Safety and First Aid
Here are a few essentials for your kids: First Aid kits, earplugs, hydrocortisone cream for bug bites, acetaminophen, pediatric antihistamines for allergies or stings, and aloe or anaesthetic cream for sunburn or minor burns.
Knowing where the nearest clinic or hospital is would also be crucial.
If you have infants, toddlers or preschoolers, bring along diapers and nighttime pull-ups, as well as extra toilet paper, hand sanitiser and moistened wipes.
Settling Your Meals
To ramp up the fun for your kids, let them be included in planning the meals. Get them involved in picking out snacks like energy bars, or making a custom trail mix. Remember to stock your portable kitchen and pantry with easy meals like oatmeal for fibre and eggs for protein.

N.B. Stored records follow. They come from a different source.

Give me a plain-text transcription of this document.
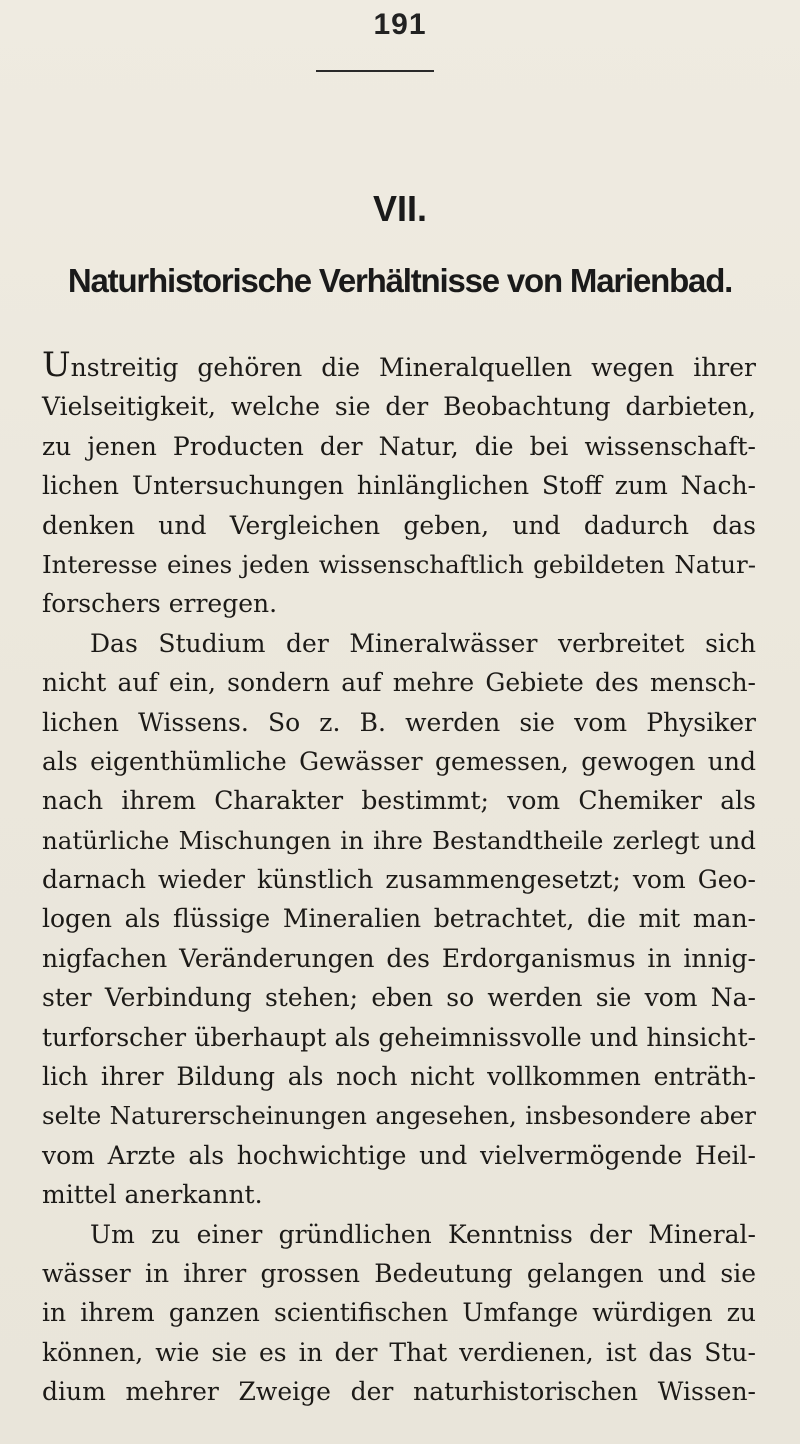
191
VII.
Naturhistorische Verhältnisse von Marienbad.
Unstreitig gehören die Mineralquellen wegen ihrer
Vielseitigkeit, welche sie der Beobachtung darbieten,
zu jenen Producten der Natur, die bei wissenschaft-
lichen Untersuchungen hinlänglichen Stoff zum Nach-
denken und Vergleichen geben, und dadurch das
Interesse eines jeden wissenschaftlich gebildeten Natur-
forschers erregen.
Das Studium der Mineralwässer verbreitet sich
nicht auf ein, sondern auf mehre Gebiete des mensch-
lichen Wissens. So z. B. werden sie vom Physiker
als eigenthümliche Gewässer gemessen, gewogen und
nach ihrem Charakter bestimmt; vom Chemiker als
natürliche Mischungen in ihre Bestandtheile zerlegt und
darnach wieder künstlich zusammengesetzt; vom Geo-
logen als flüssige Mineralien betrachtet, die mit man-
nigfachen Veränderungen des Erdorganismus in innig-
ster Verbindung stehen; eben so werden sie vom Na-
turforscher überhaupt als geheimnissvolle und hinsicht-
lich ihrer Bildung als noch nicht vollkommen enträth-
selte Naturerscheinungen angesehen, insbesondere aber
vom Arzte als hochwichtige und vielvermögende Heil-
mittel anerkannt.
Um zu einer gründlichen Kenntniss der Mineral-
wässer in ihrer grossen Bedeutung gelangen und sie
in ihrem ganzen scientifischen Umfange würdigen zu
können, wie sie es in der That verdienen, ist das Stu-
dium mehrer Zweige der naturhistorischen Wissen-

Ingredients like peanut butter and jelly sandwiches, cheese sticks, baby carrots, peas and apples are great as they are fuss-free and do not require cooking. Marshmallows, chocolate, graham crackers and other campfire snacks would be the perfect end to the night for your kids.
It would be great to bring some materials around the home that keep your kids engaged throughout the day– a ball or Frisbee, buckets and shovels for playing in the sand, a notebook and some coloured pencils for drawing, and small jars for catching fireflies (remember to release them afterwards!)
Other activities for the whole family include hiking, swimming, sightseeing, and watching the sunrise or sunset. Plastic card games (so that they do not get wet in case of rain) and headlamps for night use will go a long way in your camping journey.
Now that you have mastered the basics of camping, why not head down to your local campsite today and give your kids an unforgettable adventure!